‘Every decision and choice I’ve made has led up to that moment’


It started with a commotion in the Texas A&M baseball dugout. 

With the No. 5 Aggies up 13-4 over No. 3 Arkansas with a runner on second base in the bottom of the seventh inning, a Senior Day run-rule victory was just one good hit away. 

So coach Jim Schlossnagle sent hitting coach Michael Earley trotting out to first base to give senior acting first base coach Ryan Targac the news he’d been waiting to hear: Targac would get the opportunity to pinch hit and finish his last regular season game at Olsen Field at the plate. 

“I saw them making hand gestures and I was like ‘It’s probably for me, but I’m just going to stand here and look cool,’” Targac said. 

And with the opportunity to trigger the run-rule and finish off his regular season career on a high note, Targac sent a 2-2 pitch straight into the gap in left-center field — and Olsen Field roared.

“I think every decision and choice I’ve made has led up to that moment,” Targac said. “The choice to come here, the choice to stay here, the choice to keep working day in and day out no matter what the result is. It meant a lot to me, it meant a lot to my family. I just had to get the job done for the team.”

Targac was honored with the No. 12 jersey before the 2024 season for his work off the field just as much as on it. And while he hasn’t been as productive at the plate as he hoped this season, he’s done whatever the team has asked of him — including stepping into the role of first base coach, something Earley asked him about during the Ole Miss series.

“I’m like, ‘any way I can help out, heck yeah,’” Targac said. “It was a little bit different at first, but I’m starting to get the hang of it a little bit better, trying to get the coaches pose, trying to master that. But like I said, any way I can help.”

A&M secured the series win with the 14-4 run-rule victory over the Razorbacks, but for most of the game, it looked more likely that a walk-off would come in extra innings rather than the seventh inning. 

Both squads traded home runs early. Sophomore CF Jace LaViolette kicked things off early with a two-run shot over the Arkansas bullpen in the first inning, but the Hogs answered right back with a solo shot from junior DH Hudson White in the second.

Freshman LF Caden Sorrell launched another two-run homer into Aggie Alley to put the Maroon and White up 4-1, then Arkansas equalized with a three-run home run from sophomore SS Wehiwa Aloy.

Junior RF Braden Montgomery’s solo shot put the Aggies up 5-4, but it was junior RHP Chris Cortez who sealed the deal for A&M. 

In three innings of relief, Cortez conceded zero runs, zero hits and pitched a whopping eight strikeouts to completely shut down the Arkansas offense.
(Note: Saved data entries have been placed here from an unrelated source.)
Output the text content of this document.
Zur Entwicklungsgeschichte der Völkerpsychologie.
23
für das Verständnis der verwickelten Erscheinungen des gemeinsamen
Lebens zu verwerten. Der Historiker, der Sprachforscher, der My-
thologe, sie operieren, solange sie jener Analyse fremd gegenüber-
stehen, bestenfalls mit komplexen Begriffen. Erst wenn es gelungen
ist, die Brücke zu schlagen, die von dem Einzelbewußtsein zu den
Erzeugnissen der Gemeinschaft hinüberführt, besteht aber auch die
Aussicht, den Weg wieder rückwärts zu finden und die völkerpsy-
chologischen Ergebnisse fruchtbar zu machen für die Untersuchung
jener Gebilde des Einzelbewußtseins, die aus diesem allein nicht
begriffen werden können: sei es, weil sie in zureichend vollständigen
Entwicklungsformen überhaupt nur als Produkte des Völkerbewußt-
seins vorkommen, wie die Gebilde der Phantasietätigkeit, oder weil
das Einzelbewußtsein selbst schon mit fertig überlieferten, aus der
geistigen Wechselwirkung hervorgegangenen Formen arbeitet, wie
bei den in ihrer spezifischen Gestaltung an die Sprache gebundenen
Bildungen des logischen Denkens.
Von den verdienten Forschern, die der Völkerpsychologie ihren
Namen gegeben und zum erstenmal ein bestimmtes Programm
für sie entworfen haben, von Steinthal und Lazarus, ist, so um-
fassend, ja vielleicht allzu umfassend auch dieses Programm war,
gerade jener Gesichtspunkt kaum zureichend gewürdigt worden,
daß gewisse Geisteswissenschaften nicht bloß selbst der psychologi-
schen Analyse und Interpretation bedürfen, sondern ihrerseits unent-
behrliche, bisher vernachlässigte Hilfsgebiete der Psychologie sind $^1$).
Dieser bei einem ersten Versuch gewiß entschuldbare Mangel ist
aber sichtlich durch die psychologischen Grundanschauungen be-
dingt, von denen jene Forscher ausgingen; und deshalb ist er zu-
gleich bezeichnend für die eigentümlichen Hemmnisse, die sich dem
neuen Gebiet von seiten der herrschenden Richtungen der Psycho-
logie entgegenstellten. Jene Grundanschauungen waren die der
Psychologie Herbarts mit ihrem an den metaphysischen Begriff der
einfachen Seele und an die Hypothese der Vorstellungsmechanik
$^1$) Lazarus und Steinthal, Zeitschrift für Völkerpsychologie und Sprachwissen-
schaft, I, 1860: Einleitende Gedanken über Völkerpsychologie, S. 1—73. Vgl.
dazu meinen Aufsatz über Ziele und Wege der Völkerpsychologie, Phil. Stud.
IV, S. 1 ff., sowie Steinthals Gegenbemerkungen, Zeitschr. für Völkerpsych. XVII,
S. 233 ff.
“He could have let it unravel a few times,” Schlossnagle said. “He didn’t throw as many strikes to the lefties as he did to the righties. But he got it going, and he got the outs we needed…He did awesome.

A&M turned its attention towards the possibility of run-rule victory after their six-run sixth inning. Freshman 3B Gavin Grahovac’s two-run home run in the seventh inning suddenly made that possibility a realistic one. 

And when LaViolette advanced to second after his single, the stage was set for Targac’s storybook ending — a moment no one at Olsen Field that day will ever forget. 

“That was probably the coolest moment in my Aggie career,” Cortez said. “Bigger than Omaha. It has nothing to do with baseball. It’s the fans and how they make you feel. The reason why I came here.”